Maradona’s professional career began in 1976 in his native Argentina, first with Argentinos Juniors and then with Boca Juniors. He crossed the Atlantic in 1982 to play for Barcelona; two years later, he was transferred to Napoli. In both instances, the transfer fees the clubs paid for him were — at the time — world records.

Throughout his career, Maradona developed a reputation for creativity on the pitch and absolutely absurd ball-handling skills. Maradona played in a total of four World Cups, helping lead Argentina to victory in the 1986 competition. This included the infamous “Hand of God” goal that he scored to help Argentina defeat England in the tournament.
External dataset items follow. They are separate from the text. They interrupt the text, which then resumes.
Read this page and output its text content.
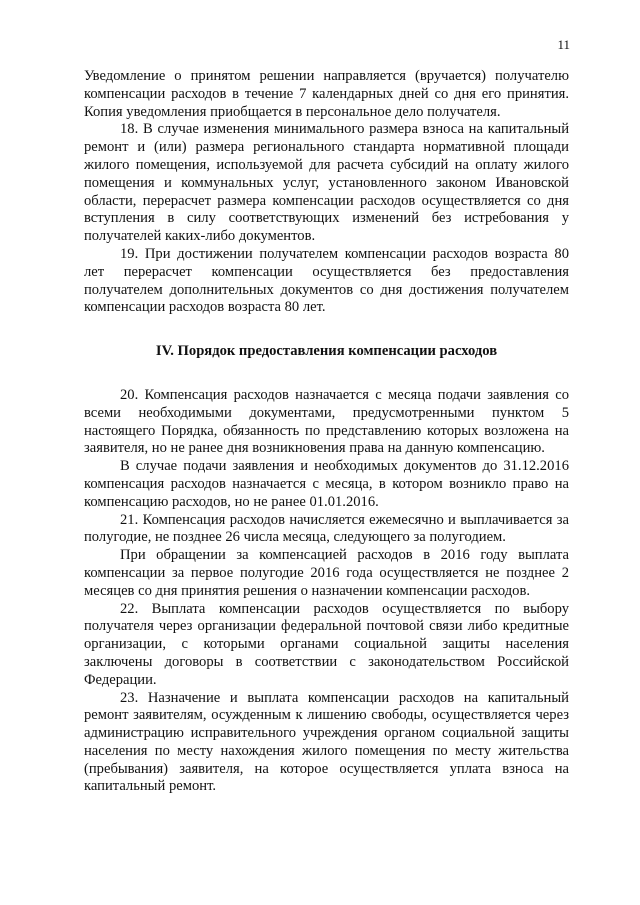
11

Уведомление о принятом решении направляется (вручается) получателю компенсации расходов в течение 7 календарных дней со дня его принятия. Копия уведомления приобщается в персональное дело получателя.

18. В случае изменения минимального размера взноса на капитальный ремонт и (или) размера регионального стандарта нормативной площади жилого помещения, используемой для расчета субсидий на оплату жилого помещения и коммунальных услуг, установленного законом Ивановской области, перерасчет размера компенсации расходов осуществляется со дня вступления в силу соответствующих изменений без истребования у получателей каких-либо документов.

19. При достижении получателем компенсации расходов возраста 80 лет перерасчет компенсации осуществляется без предоставления получателем дополнительных документов со дня достижения получателем компенсации расходов возраста 80 лет.

IV. Порядок предоставления компенсации расходов

20. Компенсация расходов назначается с месяца подачи заявления со всеми необходимыми документами, предусмотренными пунктом 5 настоящего Порядка, обязанность по представлению которых возложена на заявителя, но не ранее дня возникновения права на данную компенсацию.

В случае подачи заявления и необходимых документов до 31.12.2016 компенсация расходов назначается с месяца, в котором возникло право на компенсацию расходов, но не ранее 01.01.2016.

21. Компенсация расходов начисляется ежемесячно и выплачивается за полугодие, не позднее 26 числа месяца, следующего за полугодием.

При обращении за компенсацией расходов в 2016 году выплата компенсации за первое полугодие 2016 года осуществляется не позднее 2 месяцев со дня принятия решения о назначении компенсации расходов.

22. Выплата компенсации расходов осуществляется по выбору получателя через организации федеральной почтовой связи либо кредитные организации, с которыми органами социальной защиты населения заключены договоры в соответствии с законодательством Российской Федерации.

23. Назначение и выплата компенсации расходов на капитальный ремонт заявителям, осужденным к лишению свободы, осуществляется через администрацию исправительного учреждения органом социальной защиты населения по месту нахождения жилого помещения по месту жительства (пребывания) заявителя, на которое осуществляется уплата взноса на капитальный ремонт.
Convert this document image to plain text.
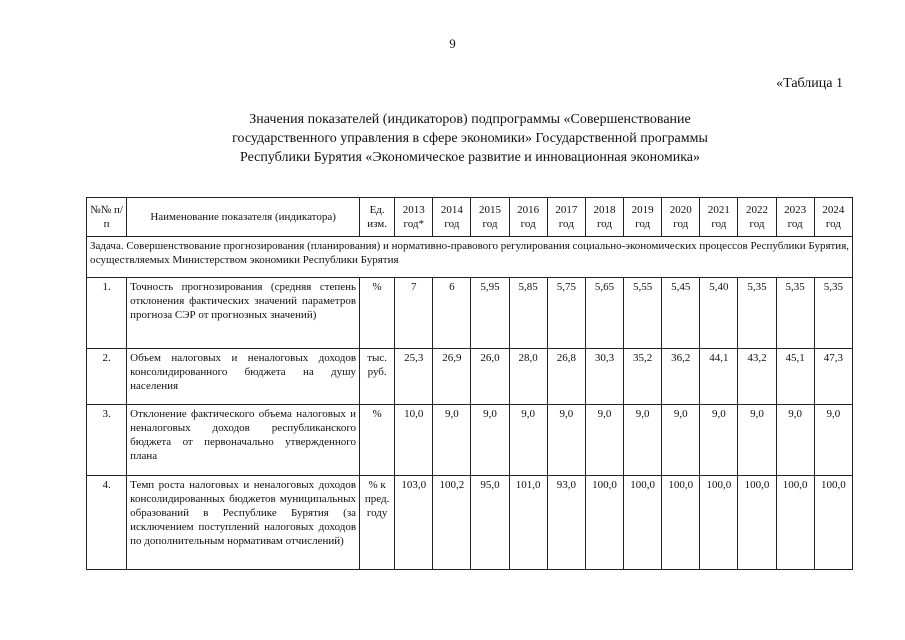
9
«Таблица 1
Значения показателей (индикаторов) подпрограммы «Совершенствование
государственного управления в сфере экономики» Государственной программы
Республики Бурятия «Экономическое развитие и инновационная экономика»
№№ п/п	Наименование показателя (индикатора)	Ед. изм.	2013 год*	2014 год	2015 год	2016 год	2017 год	2018 год	2019 год	2020 год	2021 год	2022 год	2023 год	2024 год
Задача. Совершенствование прогнозирования (планирования) и нормативно-правового регулирования социально-экономических процессов Республики Бурятия, осуществляемых Министерством экономики Республики Бурятия														
1.	Точность прогнозирования (средняя степень отклонения фактических значений параметров прогноза СЭР от прогнозных значений)	%	7	6	5,95	5,85	5,75	5,65	5,55	5,45	5,40	5,35	5,35	5,35
2.	Объем налоговых и неналоговых доходов консолидированного бюджета на душу населения	тыс. руб.	25,3	26,9	26,0	28,0	26,8	30,3	35,2	36,2	44,1	43,2	45,1	47,3
3.	Отклонение фактического объема налоговых и неналоговых доходов республиканского бюджета от первоначально утвержденного плана	%	10,0	9,0	9,0	9,0	9,0	9,0	9,0	9,0	9,0	9,0	9,0	9,0
4.	Темп роста налоговых и неналоговых доходов консолидированных бюджетов муниципальных образований в Республике Бурятия (за исключением поступлений налоговых доходов по дополнительным нормативам отчислений)	% к пред. году	103,0	100,2	95,0	101,0	93,0	100,0	100,0	100,0	100,0	100,0	100,0	100,0
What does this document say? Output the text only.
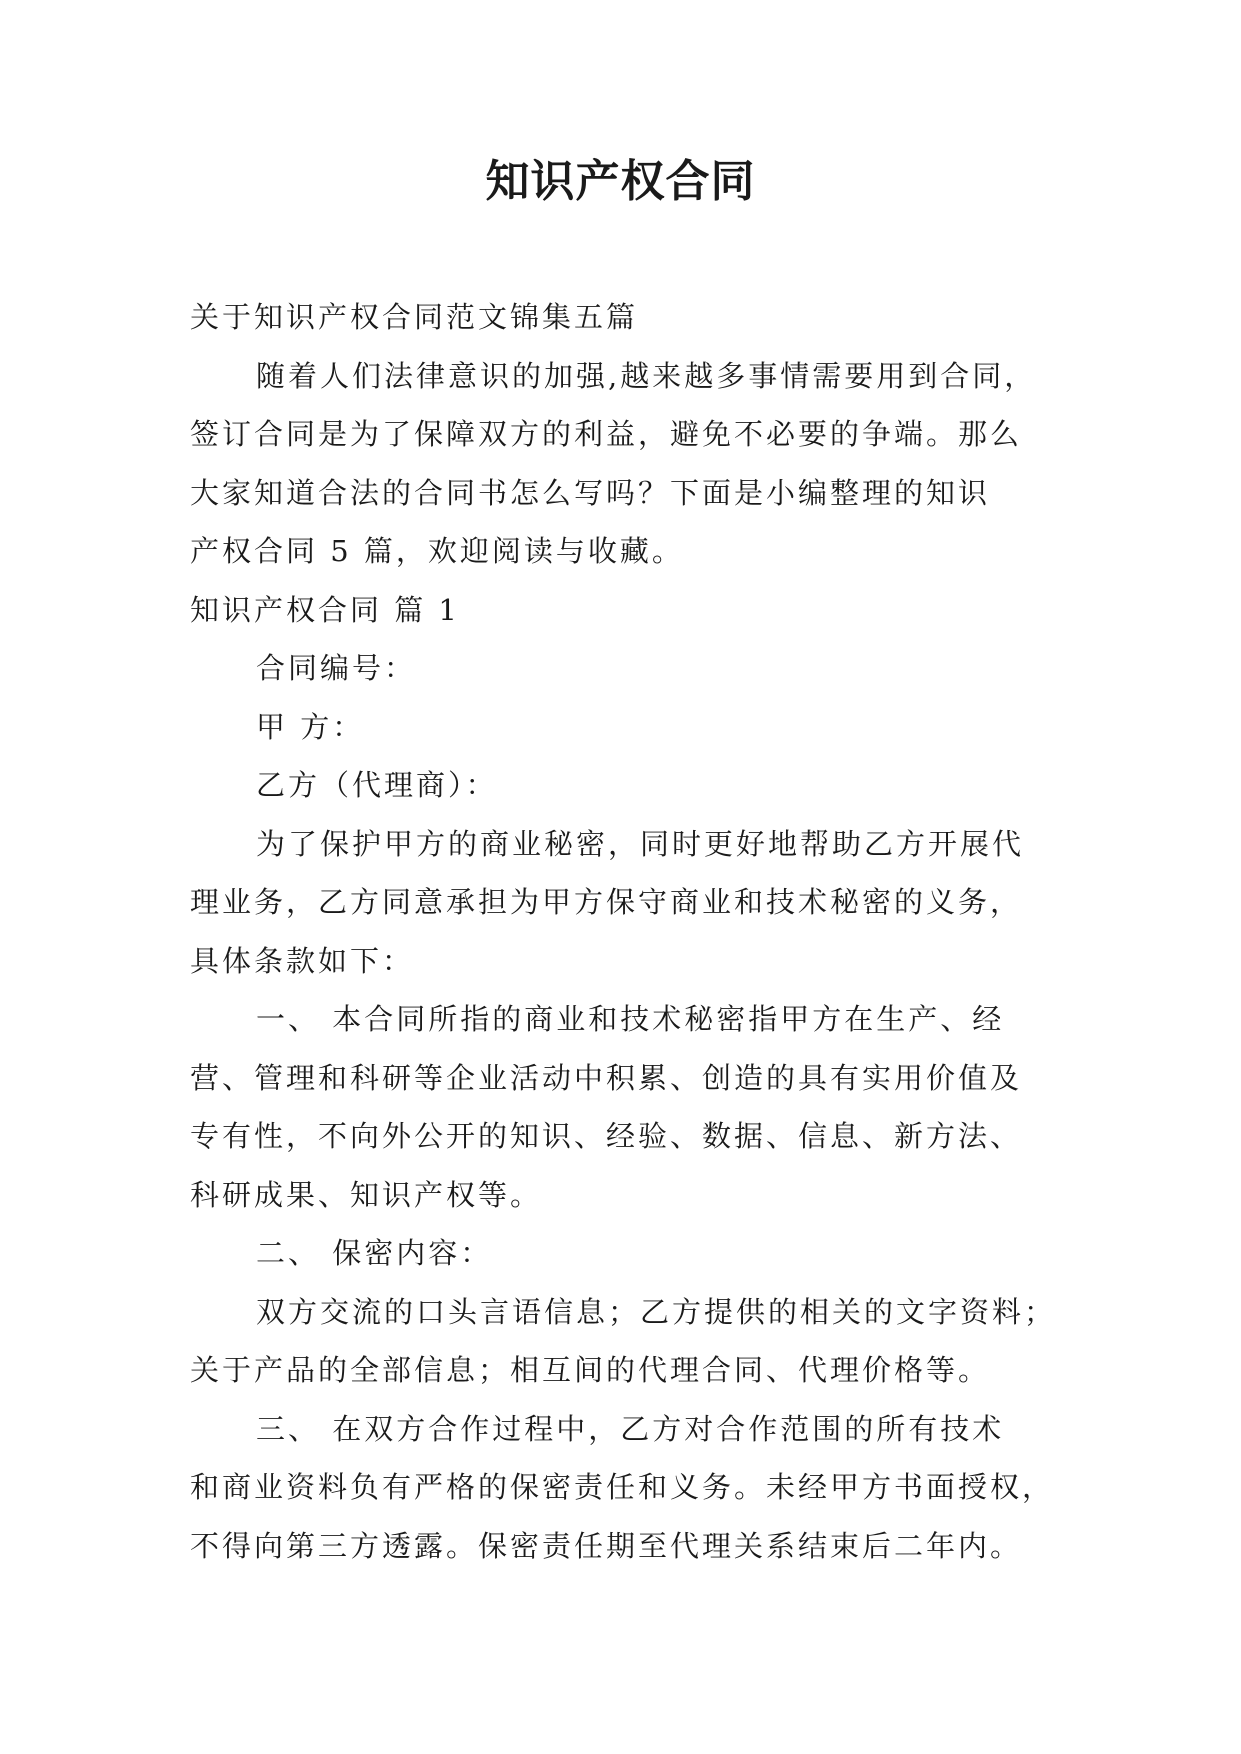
知识产权合同

关于知识产权合同范文锦集五篇

随着人们法律意识的加强,越来越多事情需要用到合同，

签订合同是为了保障双方的利益，避免不必要的争端。那么

大家知道合法的合同书怎么写吗？下面是小编整理的知识

产权合同 5 篇，欢迎阅读与收藏。

知识产权合同 篇 1

合同编号：

甲 方：

乙方（代理商）：

为了保护甲方的商业秘密，同时更好地帮助乙方开展代

理业务，乙方同意承担为甲方保守商业和技术秘密的义务，

具体条款如下：

一、 本合同所指的商业和技术秘密指甲方在生产、经

营、管理和科研等企业活动中积累、创造的具有实用价值及

专有性，不向外公开的知识、经验、数据、信息、新方法、

科研成果、知识产权等。

二、 保密内容：

双方交流的口头言语信息；乙方提供的相关的文字资料；

关于产品的全部信息；相互间的代理合同、代理价格等。

三、 在双方合作过程中，乙方对合作范围的所有技术

和商业资料负有严格的保密责任和义务。未经甲方书面授权，

不得向第三方透露。保密责任期至代理关系结束后二年内。
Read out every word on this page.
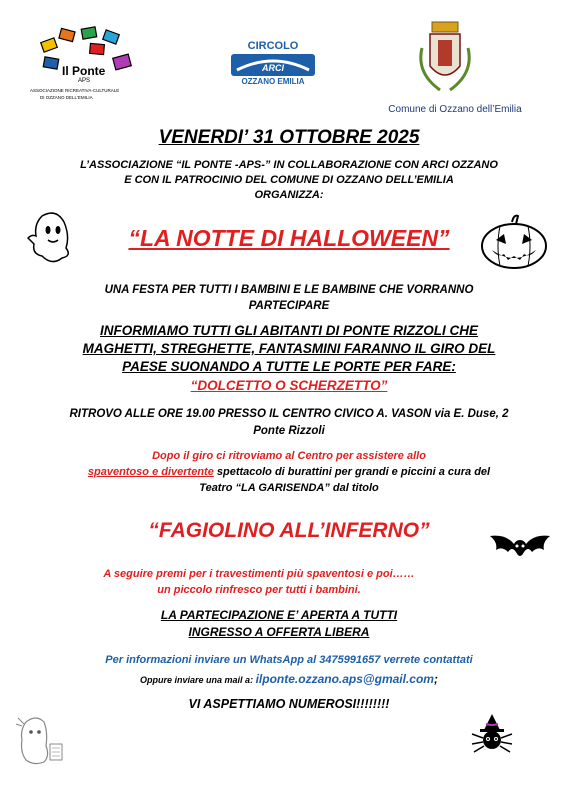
Il Ponte
APS
ASSOCIAZIONE RICREATIVA-CULTURALE
DI OZZANO DELL'EMILIA
CIRCOLO
ARCI
OZZANO EMILIA
Comune di Ozzano dell’Emilia
VENERDI’ 31 OTTOBRE 2025
L’ASSOCIAZIONE “IL PONTE -APS-” IN COLLABORAZIONE CON ARCI OZZANO
E CON IL PATROCINIO DEL COMUNE DI OZZANO DELL’EMILIA
ORGANIZZA:
“LA NOTTE DI HALLOWEEN”
UNA FESTA PER TUTTI I BAMBINI E LE BAMBINE CHE VORRANNO
PARTECIPARE
INFORMIAMO TUTTI GLI ABITANTI DI PONTE RIZZOLI CHE
MAGHETTI, STREGHETTE, FANTASMINI FARANNO IL GIRO DEL
PAESE SUONANDO A TUTTE LE PORTE PER FARE:
“DOLCETTO O SCHERZETTO”
RITROVO ALLE ORE 19.00 PRESSO IL CENTRO CIVICO A. VASON via E. Duse, 2
Ponte Rizzoli
Dopo il giro ci ritroviamo al Centro per assistere allo
spaventoso e divertente spettacolo di burattini per grandi e piccini a cura del
Teatro “LA GARISENDA” dal titolo
“FAGIOLINO ALL’INFERNO”
A seguire premi per i travestimenti più spaventosi e poi……
un piccolo rinfresco per tutti i bambini.
LA PARTECIPAZIONE E’ APERTA A TUTTI
INGRESSO A OFFERTA LIBERA
Per informazioni inviare un WhatsApp al 3475991657 verrete contattati
Oppure inviare una mail a: ilponte.ozzano.aps@gmail.com;
VI ASPETTIAMO NUMEROSI!!!!!!!!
Maradona’s playing career was adversely affected by his addiction to cocaine; he finished his playing days with short stints at Sevilla, Newell’s Old Boys and Boca Juniors. Even then, he could still astonish crowds with feats of skill: a recent article at The Athletic described his brief appearance for the now-defunct Toronto Italia in 1996.

After his playing career ended, Maradona turned to management, including a stint coaching Argentina’s national team. His time coaching the Mexican team Dorados de Sinaloa was the subject of a Netflix documentary series, Maradona in Mexico.

There’s so much more that can be said about Maradona, including his penchant for politically-themed tattoos and his fondness for referring to himself in the third person. He made soccer, and the world, a much more interesting place to live in; he also did some absolutely magical things on the pitch. It can truly be said that he was a legend, in all senses of the word.